DOCHARTY, JAMES (1829–1878), landscape-painter, born in 1829 at Bonhill, Dumbartonshire, was the son of a calico printer. He was trained as a pattern designer at the school of design in Glasgow, after which he continued his studies for some years in France. Returning to Glasgow he began to practise on his own account, and succeeded so well that when he was about thirty-three years of age he was able to give up designing patterns and to devote himself exclusively to landscape-painting, which he had long been assiduously cultivating in his leisure hours. His earlier works were for the most part scenes from the lochs of the Western Highlands, which he exhibited at the Glasgow Fine Art Institute. Afterwards he extended his range of subjects to the Clyde, and to other highland rivers and lochs, which he treated with vigour and thorough unconventionality of style. He was an earnest student of nature, and his latest and best works are distinguished by the quiet harmony of their colour. Most of his works appeared in Glasgow, but he was also a constant exhibitor at the Royal Scottish Academy, and from 1865 to 1877 his pictures were frequently seen at the Royal Academy in London.
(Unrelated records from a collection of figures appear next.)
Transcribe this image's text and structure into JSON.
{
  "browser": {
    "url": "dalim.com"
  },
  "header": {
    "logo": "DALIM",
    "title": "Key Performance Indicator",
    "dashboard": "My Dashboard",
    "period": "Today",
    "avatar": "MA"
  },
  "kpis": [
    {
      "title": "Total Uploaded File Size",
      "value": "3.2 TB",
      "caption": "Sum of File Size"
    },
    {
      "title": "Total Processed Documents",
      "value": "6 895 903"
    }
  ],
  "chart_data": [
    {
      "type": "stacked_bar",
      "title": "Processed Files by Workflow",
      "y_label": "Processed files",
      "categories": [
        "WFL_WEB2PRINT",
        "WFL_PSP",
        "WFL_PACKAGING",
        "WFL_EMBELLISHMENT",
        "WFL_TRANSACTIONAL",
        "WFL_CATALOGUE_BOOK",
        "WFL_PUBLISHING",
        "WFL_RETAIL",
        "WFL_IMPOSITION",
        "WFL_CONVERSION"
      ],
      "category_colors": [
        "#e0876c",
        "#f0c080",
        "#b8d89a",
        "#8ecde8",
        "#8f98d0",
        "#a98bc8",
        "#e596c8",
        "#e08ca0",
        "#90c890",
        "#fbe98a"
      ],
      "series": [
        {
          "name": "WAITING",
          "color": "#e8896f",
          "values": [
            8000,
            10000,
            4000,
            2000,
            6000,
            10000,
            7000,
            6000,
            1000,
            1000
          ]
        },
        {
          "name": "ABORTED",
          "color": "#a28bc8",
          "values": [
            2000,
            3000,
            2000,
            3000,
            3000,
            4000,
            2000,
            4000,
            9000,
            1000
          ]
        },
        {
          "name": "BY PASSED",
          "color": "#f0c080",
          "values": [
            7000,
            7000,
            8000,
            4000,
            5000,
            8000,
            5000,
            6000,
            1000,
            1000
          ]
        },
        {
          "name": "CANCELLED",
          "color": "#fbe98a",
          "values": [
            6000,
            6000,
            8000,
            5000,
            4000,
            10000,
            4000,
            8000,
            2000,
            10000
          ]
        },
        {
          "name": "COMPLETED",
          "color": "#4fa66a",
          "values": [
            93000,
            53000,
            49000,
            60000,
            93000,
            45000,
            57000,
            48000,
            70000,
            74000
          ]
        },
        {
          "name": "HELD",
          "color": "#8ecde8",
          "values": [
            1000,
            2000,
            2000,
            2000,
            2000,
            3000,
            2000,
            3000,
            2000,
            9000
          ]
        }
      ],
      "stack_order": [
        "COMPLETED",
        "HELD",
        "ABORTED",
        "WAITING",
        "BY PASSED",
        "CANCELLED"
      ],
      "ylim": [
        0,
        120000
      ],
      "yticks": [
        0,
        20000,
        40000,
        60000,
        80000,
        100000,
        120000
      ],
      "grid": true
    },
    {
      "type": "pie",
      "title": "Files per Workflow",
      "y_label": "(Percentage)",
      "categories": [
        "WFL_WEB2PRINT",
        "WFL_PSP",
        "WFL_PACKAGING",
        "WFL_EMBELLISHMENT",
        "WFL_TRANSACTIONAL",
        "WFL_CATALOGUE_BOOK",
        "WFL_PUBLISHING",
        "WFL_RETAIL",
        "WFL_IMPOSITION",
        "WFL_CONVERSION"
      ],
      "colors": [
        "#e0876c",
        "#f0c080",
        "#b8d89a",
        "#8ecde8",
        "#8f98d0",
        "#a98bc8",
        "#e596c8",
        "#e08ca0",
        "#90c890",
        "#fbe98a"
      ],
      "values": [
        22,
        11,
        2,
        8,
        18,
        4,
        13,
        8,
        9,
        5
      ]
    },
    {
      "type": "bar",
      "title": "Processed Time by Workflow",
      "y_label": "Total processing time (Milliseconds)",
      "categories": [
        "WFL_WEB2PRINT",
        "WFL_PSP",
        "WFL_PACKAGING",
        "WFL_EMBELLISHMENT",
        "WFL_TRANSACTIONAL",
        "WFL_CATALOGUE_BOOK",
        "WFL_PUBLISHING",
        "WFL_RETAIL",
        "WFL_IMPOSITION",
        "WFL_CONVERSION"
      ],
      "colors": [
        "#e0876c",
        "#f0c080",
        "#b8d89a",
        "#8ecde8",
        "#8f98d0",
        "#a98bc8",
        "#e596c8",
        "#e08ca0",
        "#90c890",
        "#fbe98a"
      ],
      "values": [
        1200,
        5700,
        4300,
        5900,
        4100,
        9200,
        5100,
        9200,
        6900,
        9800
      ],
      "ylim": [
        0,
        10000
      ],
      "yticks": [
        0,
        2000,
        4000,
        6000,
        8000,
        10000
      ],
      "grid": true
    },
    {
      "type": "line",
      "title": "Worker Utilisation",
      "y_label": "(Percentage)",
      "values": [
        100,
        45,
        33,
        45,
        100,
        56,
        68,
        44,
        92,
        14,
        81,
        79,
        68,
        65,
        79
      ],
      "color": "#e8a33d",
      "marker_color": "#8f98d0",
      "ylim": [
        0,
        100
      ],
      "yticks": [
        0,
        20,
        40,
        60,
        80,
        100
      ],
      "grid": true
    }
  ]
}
Among the best of these works were: ‘The Haunt of the Red Deer on the Dee, Braemar’ (1869), ‘The Head of Loch Lomond’ (1873), ‘Glencoe’ (1874), ‘The River Achray, Trossachs’ (1876), ‘A Good Fishing-day, Loch Lomond’ (1877), and his last exhibited works, ‘The Trossachs’ (1878), in the Royal Scottish Academy, and a ‘Salmon Stream’ in the Glasgow Institute exhibition of 1878. All his works are in private collections. In 1876 failing health compelled him to leave home, and he made a lengthened tour in Egypt, Italy, and France, without, however, deriving much benefit from it. Late in 1877 he was elected an associate of the Royal Scottish Academy. He died from consumption at Pollokshields, Glasgow, on 5 April 1878, and was buried in Cathcart cemetery.

[Scotsman, Edinburgh Courant, and Glasgow Herald, 6 April 1878; Art Journal, 1878, p. 155; Armstrong's Scottish Painters, 1888, p. 73; Catalogues of the Exhibition of the Royal Academy, 1865–77.]